Cranston winkte Colebrooke heran, und sie verabschiedeten sich. Sie sprachen kaum ein Wort, bis sie ihre Pferde abgeholt, den Tower verlassen und die Richtung nach Eastcheap eingeschlagen hatten.
»O Herr, errette uns!« Cranston brach unvermittelt das Schweigen. »Wieviel Haß doch des Menschen Herz erfüllt, wie, Bruder?«
»Aye«, antwortete Athelstan und lenkte Philomel behutsam von der verschneiten Kloake weg, die in der Mitte der Straße entlangführte. »Vielleicht sollten wir alle das bedenken, Sir John. Kleine Eifersüchteleien und Mißverständnisse können aus den Funken eines Zanks ein tosendes Feuer des Hasses entfachen.«
Cranston warf Athelstan einen Blick zu und lächelte über diese stachelige Ermahnung: Was für Fulke und die anderen im Tower galt, galt natürlich auch für seine Beziehung zu Lady Maude. »Wohin jetzt, Bruder?« fragte er.
»Zu Master Parchmeiners Laden gegenüber dem Chancellor’s Inn bei St. Paul.«
»Warum?« fragte Cranston.
»Weil er nicht bei den anderen im Tower war, Sir John, und weil wir jeden befragen müssen.«
Sie ritten die Candlewick Street zur Trinity hinauf, in einem wohlhabenden Stadtteil, den Athelstan nur selten besuchte. Die Häuser waren geräumig und beeindruckend; die unteren Stockwerke waren aus massivem Holz gebaut, die überhängenden Giebel darüber ein Fachwerk aus schwarzen Balken und weißem Putz. Die Dächer waren mit Ziegeln gedeckt, anders als viele der Häuser in Athelstans Pfarrgemeinde, die sich mit Ried oder Stroh begnügen mußten. Viele der Fenster waren aus reinem Glas und mit Holzläden und Eisengittem gesichert. In diesen Häusern spülten Dienstboten regelmäßig die Kloake mit dem Wasser, das sie zum Waschen der Kleider benutzten; deshalb stank es hier nicht so wie in Southwark.
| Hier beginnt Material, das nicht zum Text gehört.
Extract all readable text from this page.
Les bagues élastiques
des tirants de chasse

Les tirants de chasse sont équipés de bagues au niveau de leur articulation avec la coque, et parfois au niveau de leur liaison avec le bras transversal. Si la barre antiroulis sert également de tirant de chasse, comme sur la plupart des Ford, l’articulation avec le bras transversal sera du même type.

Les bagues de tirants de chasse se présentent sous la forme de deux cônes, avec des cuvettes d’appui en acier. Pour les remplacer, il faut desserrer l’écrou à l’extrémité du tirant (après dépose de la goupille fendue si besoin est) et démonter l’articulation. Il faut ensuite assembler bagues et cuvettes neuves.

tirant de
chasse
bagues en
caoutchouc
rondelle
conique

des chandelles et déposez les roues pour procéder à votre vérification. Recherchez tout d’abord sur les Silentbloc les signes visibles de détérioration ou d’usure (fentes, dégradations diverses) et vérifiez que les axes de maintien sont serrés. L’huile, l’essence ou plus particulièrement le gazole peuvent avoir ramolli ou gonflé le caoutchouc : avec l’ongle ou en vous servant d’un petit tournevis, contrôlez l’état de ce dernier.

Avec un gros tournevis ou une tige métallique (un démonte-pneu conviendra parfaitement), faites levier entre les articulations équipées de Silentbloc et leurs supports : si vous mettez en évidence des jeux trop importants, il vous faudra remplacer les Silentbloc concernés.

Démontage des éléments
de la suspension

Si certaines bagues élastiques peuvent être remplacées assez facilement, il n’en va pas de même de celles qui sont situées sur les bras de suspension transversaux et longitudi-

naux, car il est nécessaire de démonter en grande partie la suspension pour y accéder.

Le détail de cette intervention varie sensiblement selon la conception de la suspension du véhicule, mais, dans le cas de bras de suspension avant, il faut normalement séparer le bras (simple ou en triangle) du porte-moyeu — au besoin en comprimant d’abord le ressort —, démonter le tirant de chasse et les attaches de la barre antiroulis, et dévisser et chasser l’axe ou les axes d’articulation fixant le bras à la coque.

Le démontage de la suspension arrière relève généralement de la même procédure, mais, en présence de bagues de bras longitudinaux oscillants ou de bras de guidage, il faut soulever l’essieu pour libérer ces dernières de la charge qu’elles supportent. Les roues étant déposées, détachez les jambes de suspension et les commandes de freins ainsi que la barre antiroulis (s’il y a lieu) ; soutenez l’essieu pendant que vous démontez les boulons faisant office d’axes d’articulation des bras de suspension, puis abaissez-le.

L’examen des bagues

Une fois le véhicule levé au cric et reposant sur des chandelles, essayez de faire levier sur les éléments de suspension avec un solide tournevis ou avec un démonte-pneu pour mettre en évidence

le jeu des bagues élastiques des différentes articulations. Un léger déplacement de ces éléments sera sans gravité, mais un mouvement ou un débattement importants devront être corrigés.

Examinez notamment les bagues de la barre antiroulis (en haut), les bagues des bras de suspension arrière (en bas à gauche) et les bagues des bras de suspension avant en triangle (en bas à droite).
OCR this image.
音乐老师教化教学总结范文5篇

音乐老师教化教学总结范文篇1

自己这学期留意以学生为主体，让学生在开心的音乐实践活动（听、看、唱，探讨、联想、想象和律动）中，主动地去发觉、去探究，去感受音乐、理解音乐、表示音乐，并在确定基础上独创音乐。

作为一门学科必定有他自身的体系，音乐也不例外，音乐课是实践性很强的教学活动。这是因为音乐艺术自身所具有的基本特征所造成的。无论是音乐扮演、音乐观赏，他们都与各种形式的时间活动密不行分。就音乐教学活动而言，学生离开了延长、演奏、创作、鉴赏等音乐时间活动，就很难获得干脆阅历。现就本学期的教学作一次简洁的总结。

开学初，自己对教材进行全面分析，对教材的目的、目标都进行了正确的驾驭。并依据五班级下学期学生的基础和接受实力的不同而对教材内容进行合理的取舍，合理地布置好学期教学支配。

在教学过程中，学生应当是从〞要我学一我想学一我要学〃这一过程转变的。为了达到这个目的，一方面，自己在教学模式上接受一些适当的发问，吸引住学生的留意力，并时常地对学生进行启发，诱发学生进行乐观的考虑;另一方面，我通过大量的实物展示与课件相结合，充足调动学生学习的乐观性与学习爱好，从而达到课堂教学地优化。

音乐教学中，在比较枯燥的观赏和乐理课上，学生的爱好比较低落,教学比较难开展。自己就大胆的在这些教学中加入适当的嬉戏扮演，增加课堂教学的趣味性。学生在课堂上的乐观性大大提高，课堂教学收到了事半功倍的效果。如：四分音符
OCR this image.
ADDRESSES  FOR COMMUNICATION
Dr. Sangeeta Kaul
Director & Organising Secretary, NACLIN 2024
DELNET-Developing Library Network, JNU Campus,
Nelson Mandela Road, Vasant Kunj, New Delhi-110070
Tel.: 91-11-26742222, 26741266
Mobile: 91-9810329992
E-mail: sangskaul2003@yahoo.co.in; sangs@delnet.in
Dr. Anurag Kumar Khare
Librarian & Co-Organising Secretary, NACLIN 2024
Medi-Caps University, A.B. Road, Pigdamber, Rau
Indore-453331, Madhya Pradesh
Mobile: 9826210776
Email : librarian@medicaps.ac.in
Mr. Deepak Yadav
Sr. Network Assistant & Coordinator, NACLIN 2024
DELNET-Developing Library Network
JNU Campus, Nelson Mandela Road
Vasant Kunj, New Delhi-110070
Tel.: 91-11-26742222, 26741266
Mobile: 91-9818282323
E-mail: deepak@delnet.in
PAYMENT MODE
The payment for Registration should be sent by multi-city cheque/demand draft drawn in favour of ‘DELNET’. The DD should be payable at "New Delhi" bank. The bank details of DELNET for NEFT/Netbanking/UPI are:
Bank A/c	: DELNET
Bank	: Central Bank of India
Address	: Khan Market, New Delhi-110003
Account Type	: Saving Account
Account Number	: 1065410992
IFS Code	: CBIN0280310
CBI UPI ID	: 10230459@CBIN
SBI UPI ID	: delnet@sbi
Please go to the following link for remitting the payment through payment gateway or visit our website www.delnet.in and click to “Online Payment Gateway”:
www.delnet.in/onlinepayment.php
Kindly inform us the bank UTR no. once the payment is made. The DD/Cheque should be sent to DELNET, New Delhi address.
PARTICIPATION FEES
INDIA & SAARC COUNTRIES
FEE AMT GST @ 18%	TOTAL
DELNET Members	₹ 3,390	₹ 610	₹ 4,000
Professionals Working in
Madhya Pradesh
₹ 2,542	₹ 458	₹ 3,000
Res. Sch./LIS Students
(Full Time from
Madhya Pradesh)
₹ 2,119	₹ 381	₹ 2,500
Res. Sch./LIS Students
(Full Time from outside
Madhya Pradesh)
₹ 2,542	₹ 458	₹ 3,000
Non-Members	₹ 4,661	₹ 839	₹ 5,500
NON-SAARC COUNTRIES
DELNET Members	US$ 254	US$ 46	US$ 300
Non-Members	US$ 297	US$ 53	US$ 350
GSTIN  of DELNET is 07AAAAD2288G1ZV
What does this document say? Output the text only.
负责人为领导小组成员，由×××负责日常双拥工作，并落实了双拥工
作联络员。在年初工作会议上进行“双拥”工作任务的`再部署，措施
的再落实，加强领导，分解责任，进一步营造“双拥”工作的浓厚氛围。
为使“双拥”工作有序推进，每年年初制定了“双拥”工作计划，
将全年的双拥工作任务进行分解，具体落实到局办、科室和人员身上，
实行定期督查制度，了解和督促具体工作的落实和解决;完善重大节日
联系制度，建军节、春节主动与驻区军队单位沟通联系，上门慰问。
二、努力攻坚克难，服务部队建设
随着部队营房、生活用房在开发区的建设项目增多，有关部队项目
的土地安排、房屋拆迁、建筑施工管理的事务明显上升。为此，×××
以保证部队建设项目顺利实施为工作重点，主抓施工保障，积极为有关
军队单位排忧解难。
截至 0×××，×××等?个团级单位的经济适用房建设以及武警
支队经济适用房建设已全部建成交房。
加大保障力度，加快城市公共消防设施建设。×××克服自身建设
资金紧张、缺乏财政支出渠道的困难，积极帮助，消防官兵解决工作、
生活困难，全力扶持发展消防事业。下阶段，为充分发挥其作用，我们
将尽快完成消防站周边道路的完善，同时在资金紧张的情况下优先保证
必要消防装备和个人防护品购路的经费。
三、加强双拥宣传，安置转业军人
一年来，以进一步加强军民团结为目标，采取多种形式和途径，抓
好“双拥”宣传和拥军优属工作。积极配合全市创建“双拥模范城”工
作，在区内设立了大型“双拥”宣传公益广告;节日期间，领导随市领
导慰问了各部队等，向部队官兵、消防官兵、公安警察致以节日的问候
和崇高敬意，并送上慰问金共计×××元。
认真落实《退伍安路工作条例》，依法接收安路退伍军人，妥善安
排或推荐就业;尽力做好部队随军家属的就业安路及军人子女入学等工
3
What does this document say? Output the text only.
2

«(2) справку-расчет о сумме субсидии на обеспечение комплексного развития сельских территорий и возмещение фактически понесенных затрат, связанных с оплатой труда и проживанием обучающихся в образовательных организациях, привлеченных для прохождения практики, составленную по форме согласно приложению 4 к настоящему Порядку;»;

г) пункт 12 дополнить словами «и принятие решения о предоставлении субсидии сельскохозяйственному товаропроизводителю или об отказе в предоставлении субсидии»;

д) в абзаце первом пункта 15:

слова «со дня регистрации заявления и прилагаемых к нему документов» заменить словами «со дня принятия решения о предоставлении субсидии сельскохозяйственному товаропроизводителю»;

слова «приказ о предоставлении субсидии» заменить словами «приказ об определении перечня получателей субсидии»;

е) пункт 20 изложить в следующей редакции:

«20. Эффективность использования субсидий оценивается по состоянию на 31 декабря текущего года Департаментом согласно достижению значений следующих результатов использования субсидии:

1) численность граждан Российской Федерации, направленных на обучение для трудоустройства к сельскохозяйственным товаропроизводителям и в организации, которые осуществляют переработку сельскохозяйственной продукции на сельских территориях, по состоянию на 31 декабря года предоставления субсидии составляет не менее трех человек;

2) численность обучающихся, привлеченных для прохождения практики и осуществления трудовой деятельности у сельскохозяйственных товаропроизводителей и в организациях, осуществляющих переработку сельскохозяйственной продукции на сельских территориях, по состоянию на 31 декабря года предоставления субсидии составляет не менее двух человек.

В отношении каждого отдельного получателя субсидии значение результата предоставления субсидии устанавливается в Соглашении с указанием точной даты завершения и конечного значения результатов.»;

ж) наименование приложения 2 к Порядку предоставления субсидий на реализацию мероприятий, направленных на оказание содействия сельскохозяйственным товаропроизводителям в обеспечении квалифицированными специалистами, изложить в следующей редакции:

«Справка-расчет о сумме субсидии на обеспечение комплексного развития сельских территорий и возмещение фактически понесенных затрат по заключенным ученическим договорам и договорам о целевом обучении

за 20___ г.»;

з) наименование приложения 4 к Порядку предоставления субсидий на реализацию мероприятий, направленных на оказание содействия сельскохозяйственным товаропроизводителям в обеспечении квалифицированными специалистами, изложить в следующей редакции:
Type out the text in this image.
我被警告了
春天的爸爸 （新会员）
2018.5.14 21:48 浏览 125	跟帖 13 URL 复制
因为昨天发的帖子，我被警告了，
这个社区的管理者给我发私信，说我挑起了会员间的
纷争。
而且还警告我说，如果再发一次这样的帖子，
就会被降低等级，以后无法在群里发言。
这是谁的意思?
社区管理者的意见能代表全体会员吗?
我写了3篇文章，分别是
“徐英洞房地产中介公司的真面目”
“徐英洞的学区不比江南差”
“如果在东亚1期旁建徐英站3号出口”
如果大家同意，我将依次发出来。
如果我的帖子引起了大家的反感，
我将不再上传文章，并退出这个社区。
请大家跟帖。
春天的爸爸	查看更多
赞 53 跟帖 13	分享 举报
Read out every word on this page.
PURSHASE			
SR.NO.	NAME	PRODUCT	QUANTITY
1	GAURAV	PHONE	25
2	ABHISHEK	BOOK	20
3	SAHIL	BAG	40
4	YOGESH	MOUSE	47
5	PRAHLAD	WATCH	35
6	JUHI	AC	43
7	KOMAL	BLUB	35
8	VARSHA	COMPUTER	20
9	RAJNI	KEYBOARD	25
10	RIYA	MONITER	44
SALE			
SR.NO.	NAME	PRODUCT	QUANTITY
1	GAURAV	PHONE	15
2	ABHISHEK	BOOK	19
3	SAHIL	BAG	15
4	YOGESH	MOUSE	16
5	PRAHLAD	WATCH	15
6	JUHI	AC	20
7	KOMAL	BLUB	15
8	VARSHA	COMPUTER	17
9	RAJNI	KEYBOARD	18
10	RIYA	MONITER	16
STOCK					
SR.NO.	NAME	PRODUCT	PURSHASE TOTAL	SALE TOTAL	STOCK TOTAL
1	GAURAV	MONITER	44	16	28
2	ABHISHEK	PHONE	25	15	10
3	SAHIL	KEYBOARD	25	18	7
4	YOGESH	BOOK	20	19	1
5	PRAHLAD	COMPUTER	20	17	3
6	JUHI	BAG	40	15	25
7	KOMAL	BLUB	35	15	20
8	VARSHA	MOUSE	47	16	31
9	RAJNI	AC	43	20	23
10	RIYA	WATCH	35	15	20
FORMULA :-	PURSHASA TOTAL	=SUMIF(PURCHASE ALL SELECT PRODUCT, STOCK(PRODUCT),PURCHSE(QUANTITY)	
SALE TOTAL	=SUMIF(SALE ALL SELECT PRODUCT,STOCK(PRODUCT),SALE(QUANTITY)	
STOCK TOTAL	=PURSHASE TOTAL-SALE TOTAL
Vor etlichen der imposanten Hauseingänge standen bewaffnete Gefolgsleute mit den bunten Wappen ihrer Herren, auf denen Bären, Schwäne, geflügelte Drachen, Löwen und noch seltsamere Tiere dargestellt waren. Untersetzte, wohlgenährte Kaufleute spazierten Arm in Arm mit ihren rundlichen Ehefrauen, die in Seide und Satin gehüllt und mit winzigen Perlen von exquisiter Zartheit geschmückt waren. Zwei Domherren aus der Kathedrale in dicken wollenen, mit Hermelin verbrämten Roben stolzierten vorbei. Eine Gruppe von Rechtsanwälten in roten und violetten, lammwollgefütterten Gewändern schlenderten arrogant vorüber; sie hatten ihre Mäntel zurückgeschlagen und stellten prachtvolle, tiefhängende Gürtel zur Schau.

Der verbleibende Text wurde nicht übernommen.